|Embrace groundbreaking reform of education|
Original Source | The Statesman Journal
"Nothing ever comes to one, that is worth having, except as a result of hard work."
As the Legislature does the difficult work of making policy and adopting a two-year budget for the state, the words of Booker T. Washington, an education reformer from another time, should be reverberating in the state Capitol as if they were spoken today.
Gov. John Kitzhaber has proposed a restructuring, a revitalization, a recommitment of our public-education system, so vast and so farsighted that we risk not recognizing it for the watershed moment it is. That would be a shame.
At the heart of the governor's plan is replacing Oregon's current fragmented approach to delivering early childhood services with an integrated, outcomes-focused system that does not currently exist.
While details of the plan's implementation need to be worked out, the concept as outlined by the governor's Early Childhood and Family Investment Transition Report is the most significant education policy proposal to surface in 20 years.
The Children's Institute, Oregon's leading early childhood policy organization, recently endorsed Gov. Kitzhaber's plan. Citing the plan's focus on data-driven outcomes, return on investment and a streamlined delivery system, the vote by board members was a unanimous sign of support for a plan that would implement many of the institute's policy goals.
Ironically, the economic crisis that continues to hobble Oregon has forced the dominant education-policy discussion away from a stubborn single-mindedness about funding to a refreshing focus on reform.

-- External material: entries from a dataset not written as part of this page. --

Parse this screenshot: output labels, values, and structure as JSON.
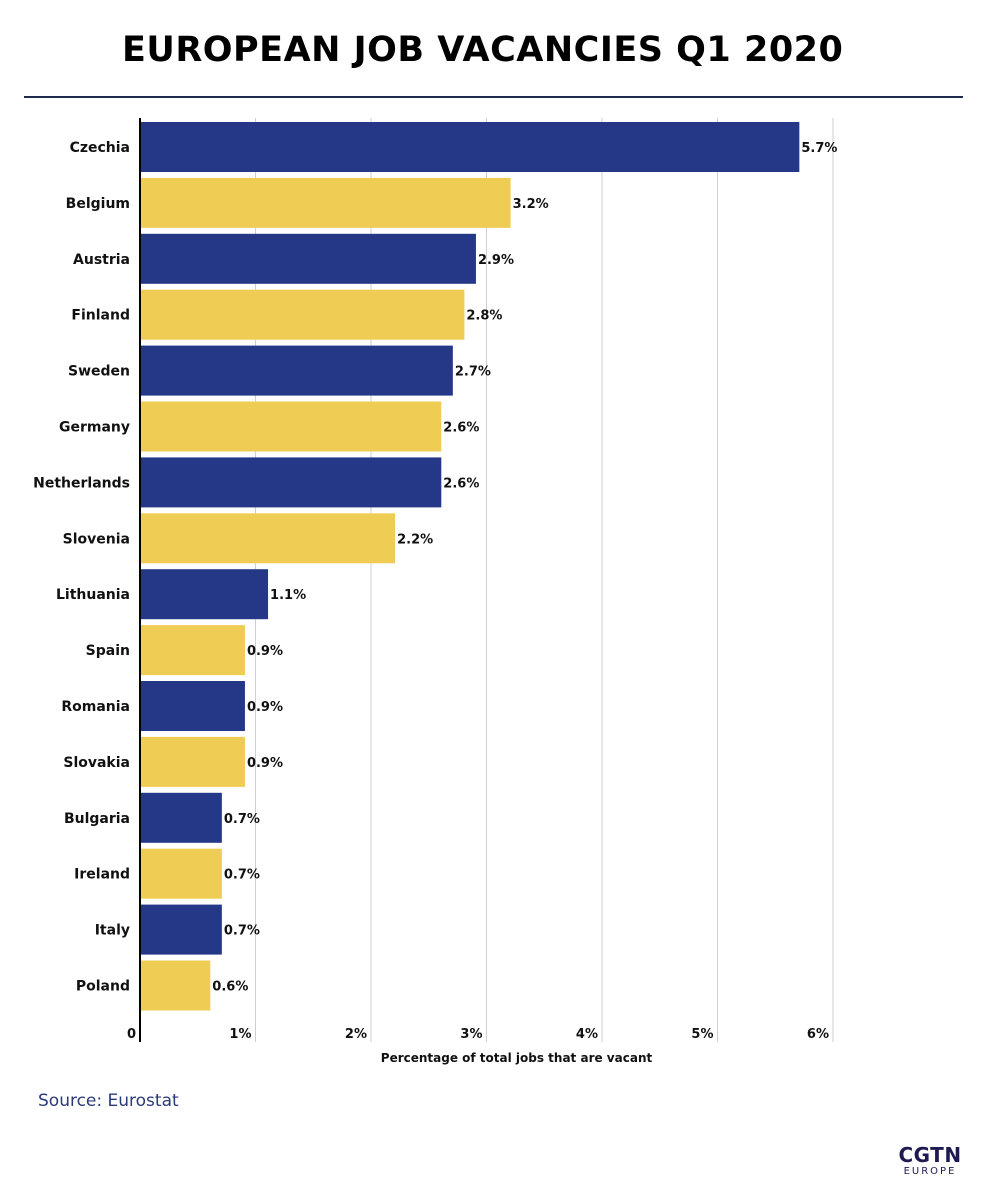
{
  "header": {
    "title": "EUROPEAN JOB VACANCIES Q1 2020"
  },
  "footer": {
    "source": "Source: Eurostat",
    "logo_main": "CGTN",
    "logo_sub": "EUROPE"
  },
  "colors": {
    "navy": "#253887",
    "yellow": "#efcd55",
    "grid": "#cfcfcf",
    "axis": "#000000",
    "rule": "#1f2a4f"
  },
  "chart_data": {
    "type": "bar",
    "orientation": "horizontal",
    "title": "EUROPEAN JOB VACANCIES Q1 2020",
    "xlabel": "Percentage of total jobs that are vacant",
    "ylabel": "",
    "xlim": [
      0,
      6
    ],
    "xticks": [
      0,
      1,
      2,
      3,
      4,
      5,
      6
    ],
    "xtick_labels": [
      "0",
      "1%",
      "2%",
      "3%",
      "4%",
      "5%",
      "6%"
    ],
    "grid": "vertical",
    "categories": [
      "Czechia",
      "Belgium",
      "Austria",
      "Finland",
      "Sweden",
      "Germany",
      "Netherlands",
      "Slovenia",
      "Lithuania",
      "Spain",
      "Romania",
      "Slovakia",
      "Bulgaria",
      "Ireland",
      "Italy",
      "Poland"
    ],
    "values": [
      5.7,
      3.2,
      2.9,
      2.8,
      2.7,
      2.6,
      2.6,
      2.2,
      1.1,
      0.9,
      0.9,
      0.9,
      0.7,
      0.7,
      0.7,
      0.6
    ],
    "value_labels": [
      "5.7%",
      "3.2%",
      "2.9%",
      "2.8%",
      "2.7%",
      "2.6%",
      "2.6%",
      "2.2%",
      "1.1%",
      "0.9%",
      "0.9%",
      "0.9%",
      "0.7%",
      "0.7%",
      "0.7%",
      "0.6%"
    ],
    "bar_colors": [
      "navy",
      "yellow",
      "navy",
      "yellow",
      "navy",
      "yellow",
      "navy",
      "yellow",
      "navy",
      "yellow",
      "navy",
      "yellow",
      "navy",
      "yellow",
      "navy",
      "yellow"
    ]
  }
}
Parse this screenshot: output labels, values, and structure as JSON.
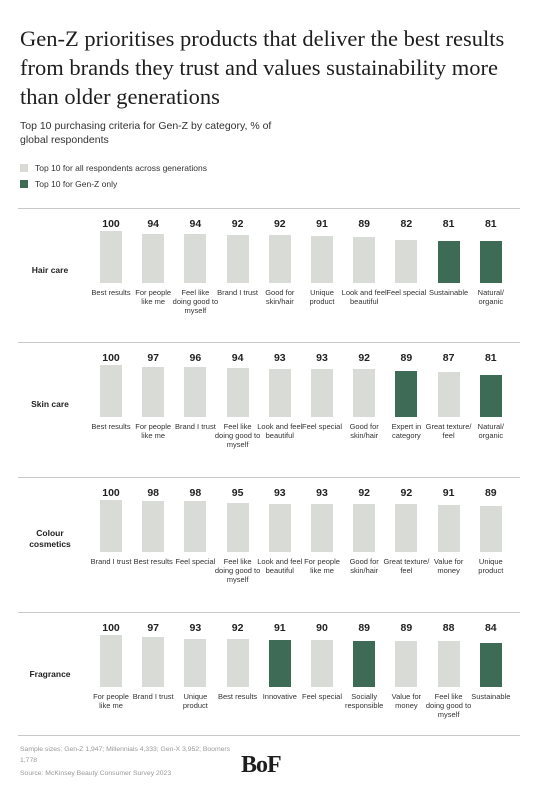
{
  "title": "Gen-Z prioritises products that deliver the best results from brands they trust and values sustainability more than older generations",
  "subtitle": "Top 10 purchasing criteria for Gen-Z by category, % of global respondents",
  "legend": [
    {
      "label": "Top 10 for all respondents across generations",
      "color": "#d9dbd7"
    },
    {
      "label": "Top 10 for Gen-Z only",
      "color": "#3e6b56"
    }
  ],
  "chart_data": [
    {
      "type": "bar",
      "title": "Hair care",
      "categories": [
        "Best results",
        "For people like me",
        "Feel like doing good to myself",
        "Brand I trust",
        "Good for skin/hair",
        "Unique product",
        "Look and feel beautiful",
        "Feel special",
        "Sustainable",
        "Natural/ organic"
      ],
      "values": [
        100,
        94,
        94,
        92,
        92,
        91,
        89,
        82,
        81,
        81
      ],
      "colors": [
        "#d9dbd7",
        "#d9dbd7",
        "#d9dbd7",
        "#d9dbd7",
        "#d9dbd7",
        "#d9dbd7",
        "#d9dbd7",
        "#d9dbd7",
        "#3e6b56",
        "#3e6b56"
      ]
    },
    {
      "type": "bar",
      "title": "Skin care",
      "categories": [
        "Best results",
        "For people like me",
        "Brand I trust",
        "Feel like doing good to myself",
        "Look and feel beautiful",
        "Feel special",
        "Good for skin/hair",
        "Expert in category",
        "Great texture/ feel",
        "Natural/ organic"
      ],
      "values": [
        100,
        97,
        96,
        94,
        93,
        93,
        92,
        89,
        87,
        81
      ],
      "colors": [
        "#d9dbd7",
        "#d9dbd7",
        "#d9dbd7",
        "#d9dbd7",
        "#d9dbd7",
        "#d9dbd7",
        "#d9dbd7",
        "#3e6b56",
        "#d9dbd7",
        "#3e6b56"
      ]
    },
    {
      "type": "bar",
      "title": "Colour cosmetics",
      "categories": [
        "Brand I trust",
        "Best results",
        "Feel special",
        "Feel like doing good to myself",
        "Look and feel beautiful",
        "For people like me",
        "Good for skin/hair",
        "Great texture/ feel",
        "Value for money",
        "Unique product"
      ],
      "values": [
        100,
        98,
        98,
        95,
        93,
        93,
        92,
        92,
        91,
        89
      ],
      "colors": [
        "#d9dbd7",
        "#d9dbd7",
        "#d9dbd7",
        "#d9dbd7",
        "#d9dbd7",
        "#d9dbd7",
        "#d9dbd7",
        "#d9dbd7",
        "#d9dbd7",
        "#d9dbd7"
      ]
    },
    {
      "type": "bar",
      "title": "Fragrance",
      "categories": [
        "For people like me",
        "Brand I trust",
        "Unique product",
        "Best results",
        "Innovative",
        "Feel special",
        "Socially responsible",
        "Value for money",
        "Feel like doing good to myself",
        "Sustainable"
      ],
      "values": [
        100,
        97,
        93,
        92,
        91,
        90,
        89,
        89,
        88,
        84
      ],
      "colors": [
        "#d9dbd7",
        "#d9dbd7",
        "#d9dbd7",
        "#d9dbd7",
        "#3e6b56",
        "#d9dbd7",
        "#3e6b56",
        "#d9dbd7",
        "#d9dbd7",
        "#3e6b56"
      ]
    }
  ],
  "footer": {
    "sample_sizes": "Sample sizes: Gen-Z 1,947; Millennials 4,333; Gen-X 3,952; Boomers 1,778",
    "source": "Source: McKinsey Beauty Consumer Survey 2023",
    "logo": "BoF"
  }
}
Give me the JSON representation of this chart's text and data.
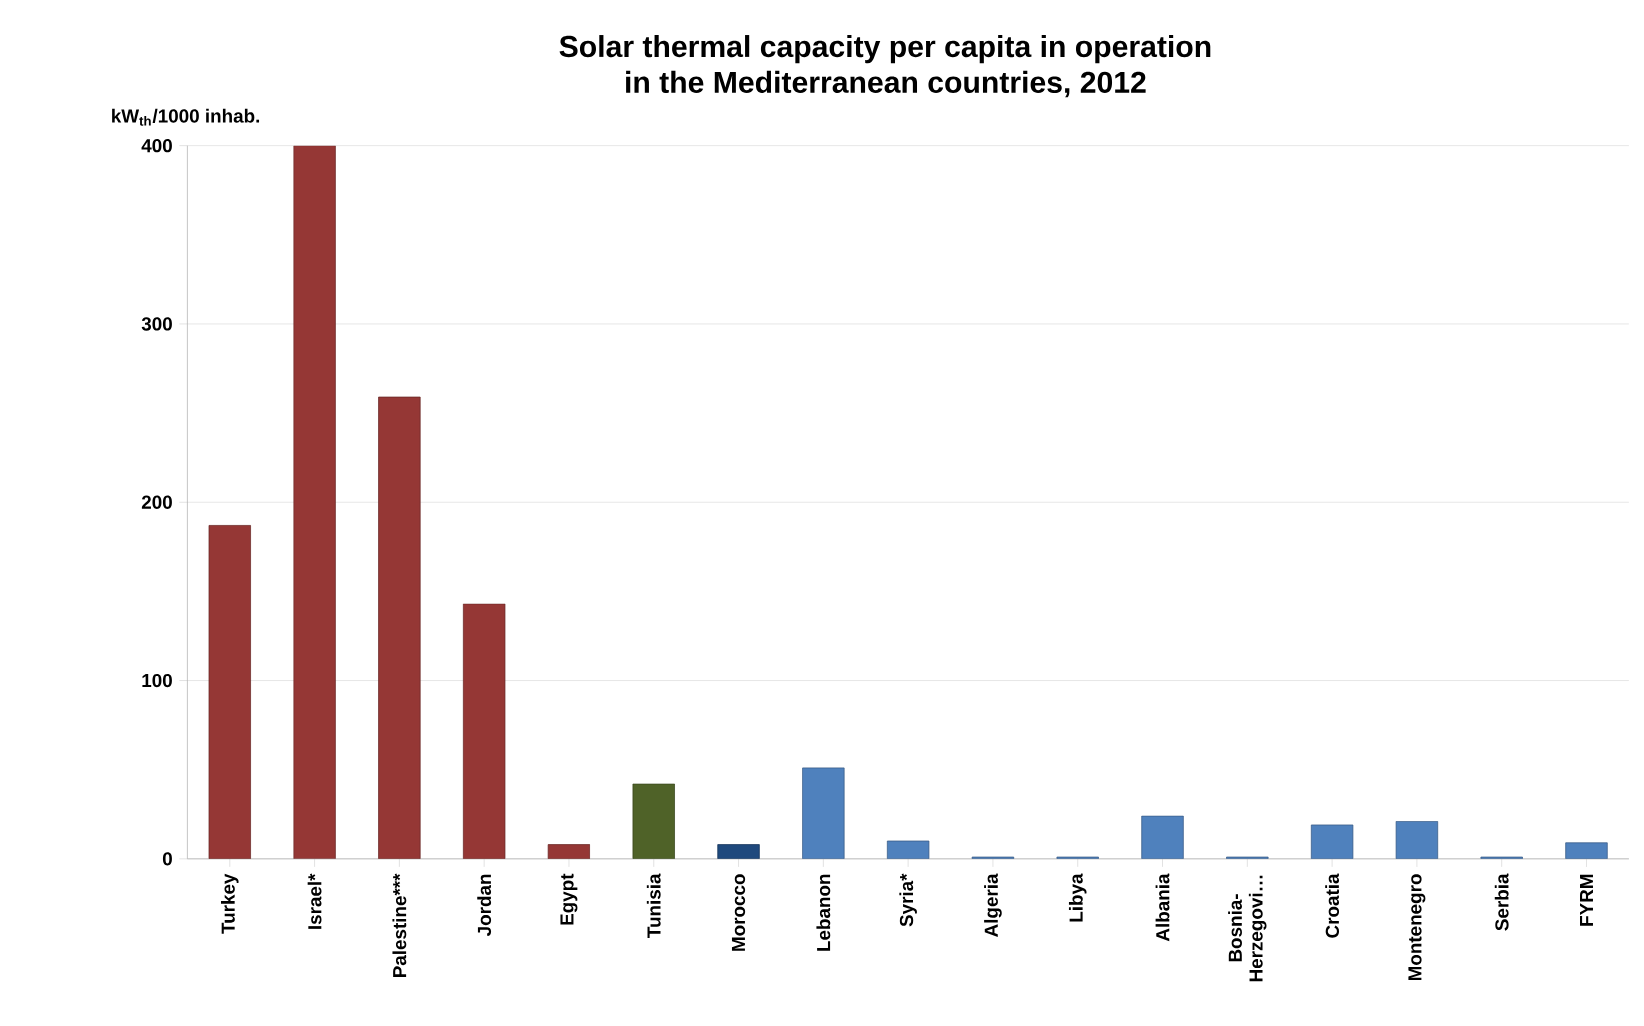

Before the Legislature now are bills that would set the governor's plan in motion. In particular, I encourage the Legislature to support the creation and funding of the Early Learning Council as a first step toward a thoughtful consolidation and integration of more than a dozen programs now spread across six state agencies.
Gov. Kitzhaber has answered a persistent call from all corners of the state to create a continuum of education from cradle to career; and the work has already begun. Experts and stakeholders, serving as a statewide team, are volunteering their time and talent to create an implementation plan. Everyone involved - directly or indirectly - should prepare to let go of the program silos that typify our current structure and hinder progress.
Now is the time for all of us to muster the courage necessary to change the direction Oregon is headed. In this crisis, and with this plan, Oregon has the opportunity to build on the work Booker T. Washington started more than 100 years ago. Starting this legislative session, let's begin the transition to a modern-day system of education that will pave the way to a more prosperous Oregon for everyone.